Halprin, now 35, could continue his appeals in the federal courts although court records show none have been filed yet. Gary Udashen, listed on state court documents as Halprin's appeals attorney, did not immediately respond to a call Wednesday from The Associated Press.

Halprin was convicted in the death of Aubrey Hawkins, a 29-year-old police officer in the Dallas suburb of Irving, who was gunned down when he interrupted the gang's sporting goods store robbery.

Rewards for information leading to the gang's capture reached $500,000. A tip led authorities in January 2001 to a trailer park outside Colorado Springs, Colo., where Halprin and three partners were caught. A fifth gang member, Larry Harper, committed suicide as police closed in. The two remaining fugitives were caught two days later about 20 miles away.

Two of the gang members have been executed, one in 2008 and one last year.

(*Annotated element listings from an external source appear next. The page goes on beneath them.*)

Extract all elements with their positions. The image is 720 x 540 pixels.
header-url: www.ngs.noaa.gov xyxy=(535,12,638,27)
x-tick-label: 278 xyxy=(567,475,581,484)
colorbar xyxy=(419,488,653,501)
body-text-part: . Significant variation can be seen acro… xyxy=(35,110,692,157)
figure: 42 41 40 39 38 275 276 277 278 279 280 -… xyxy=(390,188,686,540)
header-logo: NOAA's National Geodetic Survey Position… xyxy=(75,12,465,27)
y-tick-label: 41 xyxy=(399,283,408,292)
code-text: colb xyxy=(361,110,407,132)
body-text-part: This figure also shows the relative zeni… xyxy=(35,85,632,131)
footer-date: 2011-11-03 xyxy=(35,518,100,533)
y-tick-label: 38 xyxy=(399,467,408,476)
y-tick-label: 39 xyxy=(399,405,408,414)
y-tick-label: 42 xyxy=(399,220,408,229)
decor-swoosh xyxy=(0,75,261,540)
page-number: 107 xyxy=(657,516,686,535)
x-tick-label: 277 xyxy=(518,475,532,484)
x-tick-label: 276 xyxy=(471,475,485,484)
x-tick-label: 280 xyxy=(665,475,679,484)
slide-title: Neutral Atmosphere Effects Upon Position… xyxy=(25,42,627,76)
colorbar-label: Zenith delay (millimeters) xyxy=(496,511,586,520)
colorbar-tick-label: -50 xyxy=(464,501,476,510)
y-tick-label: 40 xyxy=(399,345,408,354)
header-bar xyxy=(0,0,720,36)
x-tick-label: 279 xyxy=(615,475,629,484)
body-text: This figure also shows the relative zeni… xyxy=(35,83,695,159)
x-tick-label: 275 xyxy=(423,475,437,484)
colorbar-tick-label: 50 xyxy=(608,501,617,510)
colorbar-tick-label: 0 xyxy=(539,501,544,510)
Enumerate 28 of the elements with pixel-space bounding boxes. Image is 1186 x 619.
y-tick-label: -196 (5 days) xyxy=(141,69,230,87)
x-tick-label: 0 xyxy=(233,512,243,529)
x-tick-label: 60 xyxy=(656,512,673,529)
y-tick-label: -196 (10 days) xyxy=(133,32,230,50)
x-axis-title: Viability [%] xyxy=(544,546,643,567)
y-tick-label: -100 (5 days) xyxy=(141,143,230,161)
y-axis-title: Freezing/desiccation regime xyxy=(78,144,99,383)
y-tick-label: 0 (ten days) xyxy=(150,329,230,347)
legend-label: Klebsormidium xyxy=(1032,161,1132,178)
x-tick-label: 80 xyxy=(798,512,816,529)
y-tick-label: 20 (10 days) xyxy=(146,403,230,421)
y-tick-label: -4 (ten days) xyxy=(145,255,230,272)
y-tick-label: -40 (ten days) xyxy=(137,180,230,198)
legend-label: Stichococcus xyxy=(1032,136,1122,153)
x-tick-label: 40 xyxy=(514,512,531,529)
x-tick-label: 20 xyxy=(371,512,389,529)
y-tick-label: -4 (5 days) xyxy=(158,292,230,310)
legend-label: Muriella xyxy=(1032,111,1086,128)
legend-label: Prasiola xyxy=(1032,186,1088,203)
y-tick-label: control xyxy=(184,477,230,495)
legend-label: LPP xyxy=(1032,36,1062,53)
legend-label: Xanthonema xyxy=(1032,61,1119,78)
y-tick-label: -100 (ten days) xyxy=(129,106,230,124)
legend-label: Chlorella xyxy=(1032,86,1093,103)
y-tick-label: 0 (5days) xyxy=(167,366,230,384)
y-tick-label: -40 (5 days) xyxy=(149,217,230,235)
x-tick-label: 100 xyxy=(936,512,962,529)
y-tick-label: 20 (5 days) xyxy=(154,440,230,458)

Along with Halprin, those still on death row are Patrick Murphy Jr. 51; Joseph Garcia, 41; and Donald Newbury, 50. Newbury was set for injection a year ago when he received a reprieve from the U.S. Supreme Court.

Halprin was serving a 30-year-sentence from Tarrant County for injury to a child when he escaped.

He contended at his trial that he didn't participate in shooting Hawkins. In a prison interview with the AP in 2003, he called the officer's slaying "beyond stupid."

In other rulings Wednesday, the court rejected appeals from two inmates on death row for Harris County slayings.

William Michael Mason, 59, was condemned for the abduction and beating death of his wife in 1991. Ray McArthur Freeney, 39, received the death penalty for killing two prostitutes in 2002. Neither has an execution date.